FWIW, I’ve been doing virtually all of my Toyplot development on Python 3 for over a year, without complaint. You should consider doing the same with your work. It’s time. Don’t panic.

Cheers,
Tim

Timothy M. Shead
@tshead2

@amoshyc asked:

Are there any chance to make Toyplot able to add raw svg element directly?
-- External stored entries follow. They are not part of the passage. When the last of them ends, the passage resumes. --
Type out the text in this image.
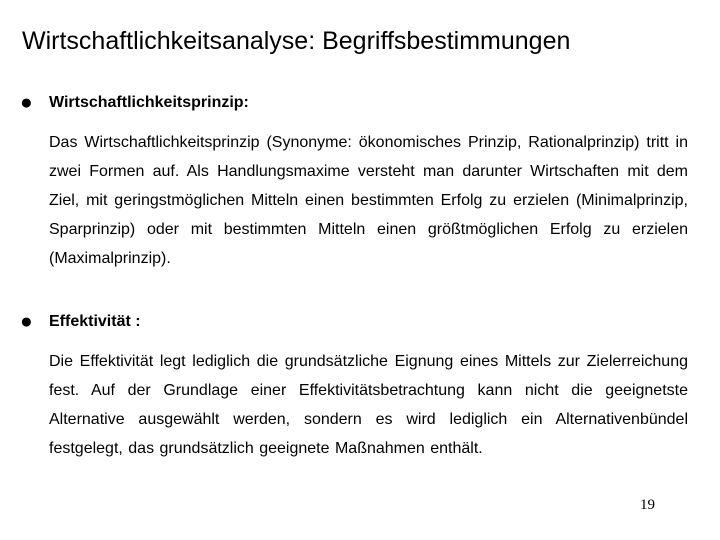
Wirtschaftlichkeitsanalyse: Begriffsbestimmungen
● Wirtschaftlichkeitsprinzip:

Das Wirtschaftlichkeitsprinzip (Synonyme: ökonomisches Prinzip, Rationalprinzip) tritt in zwei Formen auf. Als Handlungsmaxime versteht man darunter Wirtschaften mit dem Ziel, mit geringstmöglichen Mitteln einen bestimmten Erfolg zu erzielen (Minimalprinzip, Sparprinzip) oder mit bestimmten Mitteln einen größtmöglichen Erfolg zu erzielen (Maximalprinzip).

● Effektivität :

Die Effektivität legt lediglich die grundsätzliche Eignung eines Mittels zur Zielerreichung fest. Auf der Grundlage einer Effektivitätsbetrachtung kann nicht die geeignetste Alternative ausgewählt werden, sondern es wird lediglich ein Alternativenbündel festgelegt, das grundsätzlich geeignete Maßnahmen enthält.

19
Sorry I overlooked this. We don’t support embedding directly, because it would complicate support for non-SVG backends. However, you can do this pretty easily as a postprocessing step. See the documentation for

… in either case, you can get the output as a DOM tree, suitable for further manipulation. The structure of the DOM is pretty clean, and there are CSS classes you can use to anchor queries.

Yu-Cheng Huang
@amoshyc
I'll take a look, thanks~
Timothy M. Shead
@tshead
Toyplot 0.18.0 Released - highlights include improvements to the format module, and new support for ellipse and range visualizations. Most importantly, 0.18 will be the final Toyplot release with Python 2 support. As usual, all the details are at http://toyplot.readthedocs.io/en/stable/release-notes.html … it’s a Festivus miracle!
matrixbot
@matrixbot
hannes merry christmas, you awesome person!